Julie Chrisley allegedly prepared phony financial documents to rent a property in Los Angeles while her husband was in bankruptcy proceedings, according to prosecutors. They neglected to pay rent after moving in, and the property owner launched an eviction complaint against them.
The Chrisleys began starring in their reality program about the time Todd Chrisley filed for bankruptcy. It was first recorded in Atlanta and afterward in Nashville.
Prosecutors claim they made millions from the show and colluded with Tarantino to deceive the IRS.
Prosecutors said they used a loan-out firm to collect money from the show and other projects and retained the corporate bank accounts in Julie Chrisley’s name to avoid paying Todd Chrisley half a million dollars in overdue taxes.

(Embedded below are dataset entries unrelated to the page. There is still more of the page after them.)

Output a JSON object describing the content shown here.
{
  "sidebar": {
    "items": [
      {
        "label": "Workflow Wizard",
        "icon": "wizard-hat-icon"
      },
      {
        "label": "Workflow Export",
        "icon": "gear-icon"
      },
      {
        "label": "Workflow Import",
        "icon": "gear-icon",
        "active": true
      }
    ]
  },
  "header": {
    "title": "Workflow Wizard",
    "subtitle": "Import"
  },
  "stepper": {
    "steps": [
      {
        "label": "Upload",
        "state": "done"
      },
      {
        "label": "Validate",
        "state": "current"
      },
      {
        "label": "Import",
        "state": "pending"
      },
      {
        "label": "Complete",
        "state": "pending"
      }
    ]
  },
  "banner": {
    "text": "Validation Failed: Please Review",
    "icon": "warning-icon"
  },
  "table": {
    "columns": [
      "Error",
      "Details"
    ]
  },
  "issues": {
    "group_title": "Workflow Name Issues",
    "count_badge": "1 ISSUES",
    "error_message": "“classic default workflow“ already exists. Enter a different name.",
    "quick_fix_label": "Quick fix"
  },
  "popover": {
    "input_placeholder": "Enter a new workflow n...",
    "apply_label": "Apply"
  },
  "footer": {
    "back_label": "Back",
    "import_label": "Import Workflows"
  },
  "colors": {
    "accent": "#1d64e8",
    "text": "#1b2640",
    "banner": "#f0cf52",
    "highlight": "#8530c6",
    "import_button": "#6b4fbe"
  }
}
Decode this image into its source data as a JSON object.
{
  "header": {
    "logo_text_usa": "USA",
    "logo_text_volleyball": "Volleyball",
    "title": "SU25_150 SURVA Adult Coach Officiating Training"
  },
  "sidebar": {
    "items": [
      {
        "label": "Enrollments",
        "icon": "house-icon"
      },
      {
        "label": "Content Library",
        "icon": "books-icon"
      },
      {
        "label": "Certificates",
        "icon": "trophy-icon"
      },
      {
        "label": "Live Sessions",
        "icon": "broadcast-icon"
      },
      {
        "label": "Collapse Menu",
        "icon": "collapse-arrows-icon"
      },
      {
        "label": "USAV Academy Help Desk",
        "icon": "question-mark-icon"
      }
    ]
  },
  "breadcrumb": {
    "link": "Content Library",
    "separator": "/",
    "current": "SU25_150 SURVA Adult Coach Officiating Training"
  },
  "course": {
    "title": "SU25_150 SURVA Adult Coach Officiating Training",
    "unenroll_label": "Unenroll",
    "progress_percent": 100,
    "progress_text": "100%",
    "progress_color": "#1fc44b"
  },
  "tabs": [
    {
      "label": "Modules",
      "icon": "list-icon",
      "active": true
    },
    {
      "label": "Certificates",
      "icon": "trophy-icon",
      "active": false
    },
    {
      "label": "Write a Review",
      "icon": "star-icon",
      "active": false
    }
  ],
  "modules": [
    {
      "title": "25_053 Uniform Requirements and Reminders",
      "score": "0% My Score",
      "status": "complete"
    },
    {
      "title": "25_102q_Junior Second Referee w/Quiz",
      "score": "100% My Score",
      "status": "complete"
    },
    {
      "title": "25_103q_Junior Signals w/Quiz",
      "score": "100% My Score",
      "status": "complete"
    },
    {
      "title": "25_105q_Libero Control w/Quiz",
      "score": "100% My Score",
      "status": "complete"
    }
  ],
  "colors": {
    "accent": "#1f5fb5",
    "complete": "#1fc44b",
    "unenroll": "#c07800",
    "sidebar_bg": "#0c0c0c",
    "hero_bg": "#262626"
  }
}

According to police, when the IRS requested information on the bank accounts, they transferred ownership to Todd Chrisley’s mother in order to further conceal his income from the IRS.

Despite Todd Chrisley boasting on a radio show that he paid $750,000 to $1 million in federal income taxes per year, prosecutors said the pair failed to submit tax returns or pay taxes for numerous years.
According to authorities, Tarantino submitted two fake corporate tax returns for the loan-out company in 2015 and 2016, falsely claiming that it earned no money and made no distributions.
Prosecutors claim Julie Chrisley submitted a phony document in answer to a grand jury subpoena to make it appear like the Chrisleys didn’t mislead the bank when they transferred the ownership of the loan-out company to her mother-in-law.